Now, we finally perform the multistage sampling process.
# Stage 1: sample counties
sampled_counties <- sample(unique(pop$county), c_counties)
# Stage 2: sample districts within counties
sampled_districts <- pop %>%
filter(county %in% sampled_counties) %>%
distinct(county, district_id) %>%
group_by(county) %>%
slice_sample(n = c_districts) %>%
ungroup()
# Stage 3: sample schools within districts
sampled_schools <- pop %>%
semi_join(sampled_districts, by = c("county", "district_id")) %>%
distinct(district_id, school_id) %>%
group_by(district_id) %>%
slice_sample(n = c_schools) %>%
ungroup()
# Stage 4: sample students within schools
sample_multistage <- pop %>%
semi_join(sampled_schools, by = c("district_id", "school_id")) %>%
group_by(school_id) %>%
slice_sample(n = c_students) %>%
ungroup()
Lastly, we calculate the average score from the sample and compare to the true population average.

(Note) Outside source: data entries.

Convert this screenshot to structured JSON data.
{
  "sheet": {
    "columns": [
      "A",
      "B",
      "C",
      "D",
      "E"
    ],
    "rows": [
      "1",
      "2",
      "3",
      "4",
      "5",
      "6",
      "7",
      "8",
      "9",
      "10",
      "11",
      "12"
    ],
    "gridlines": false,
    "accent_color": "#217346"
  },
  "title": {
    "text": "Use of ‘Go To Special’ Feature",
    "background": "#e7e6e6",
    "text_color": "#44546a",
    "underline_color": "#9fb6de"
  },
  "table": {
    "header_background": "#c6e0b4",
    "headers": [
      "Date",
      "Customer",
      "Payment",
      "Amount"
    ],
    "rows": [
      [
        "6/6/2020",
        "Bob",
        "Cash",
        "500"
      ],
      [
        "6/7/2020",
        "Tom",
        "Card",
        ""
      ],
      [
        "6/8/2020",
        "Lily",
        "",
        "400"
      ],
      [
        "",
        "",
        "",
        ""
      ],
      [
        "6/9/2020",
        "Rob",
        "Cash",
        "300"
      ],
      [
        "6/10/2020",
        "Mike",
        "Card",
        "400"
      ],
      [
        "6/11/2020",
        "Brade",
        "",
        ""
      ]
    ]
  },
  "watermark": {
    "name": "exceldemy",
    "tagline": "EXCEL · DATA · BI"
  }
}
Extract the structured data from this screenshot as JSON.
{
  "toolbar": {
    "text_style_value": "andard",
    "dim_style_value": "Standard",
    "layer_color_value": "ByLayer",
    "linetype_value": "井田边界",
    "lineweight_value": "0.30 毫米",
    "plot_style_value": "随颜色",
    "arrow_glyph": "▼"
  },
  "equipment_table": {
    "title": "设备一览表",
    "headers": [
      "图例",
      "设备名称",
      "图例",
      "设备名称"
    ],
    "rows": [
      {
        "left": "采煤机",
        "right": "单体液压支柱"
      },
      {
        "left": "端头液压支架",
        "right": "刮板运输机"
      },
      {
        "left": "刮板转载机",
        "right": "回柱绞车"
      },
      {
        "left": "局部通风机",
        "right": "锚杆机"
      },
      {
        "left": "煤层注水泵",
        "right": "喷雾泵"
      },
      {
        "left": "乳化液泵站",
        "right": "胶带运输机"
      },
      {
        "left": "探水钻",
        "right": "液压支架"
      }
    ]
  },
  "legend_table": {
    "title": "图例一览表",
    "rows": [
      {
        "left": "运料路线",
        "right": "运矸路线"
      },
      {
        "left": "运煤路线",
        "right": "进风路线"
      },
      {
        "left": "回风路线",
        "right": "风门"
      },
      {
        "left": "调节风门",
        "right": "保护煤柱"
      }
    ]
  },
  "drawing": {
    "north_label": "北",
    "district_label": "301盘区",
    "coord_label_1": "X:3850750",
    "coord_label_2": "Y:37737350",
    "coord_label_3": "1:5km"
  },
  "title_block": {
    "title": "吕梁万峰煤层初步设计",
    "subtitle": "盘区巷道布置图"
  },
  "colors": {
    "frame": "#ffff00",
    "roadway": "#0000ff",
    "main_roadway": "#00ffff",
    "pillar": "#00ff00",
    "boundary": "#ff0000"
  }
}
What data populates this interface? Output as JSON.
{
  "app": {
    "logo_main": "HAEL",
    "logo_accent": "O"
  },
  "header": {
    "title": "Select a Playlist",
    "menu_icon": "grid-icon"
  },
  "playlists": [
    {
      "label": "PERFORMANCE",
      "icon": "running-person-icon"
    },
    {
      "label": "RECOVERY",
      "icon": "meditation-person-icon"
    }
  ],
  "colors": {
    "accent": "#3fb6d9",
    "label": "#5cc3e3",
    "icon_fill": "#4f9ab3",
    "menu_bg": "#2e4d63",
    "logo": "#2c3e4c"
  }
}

sample_mean <- mean(sample_multistage$score)
results <- tibble(
True_Population_Mean = round(true_mean, 2),
Multistage_Sample_Mean = round(sample_mean, 2),
Sample_Size = nrow(sample_multistage)
)
knitr::kable(results)
Our sample produces a mean close to the true mean, demonstrating how multistage sampling can approximate population characteristics without measuring every individual.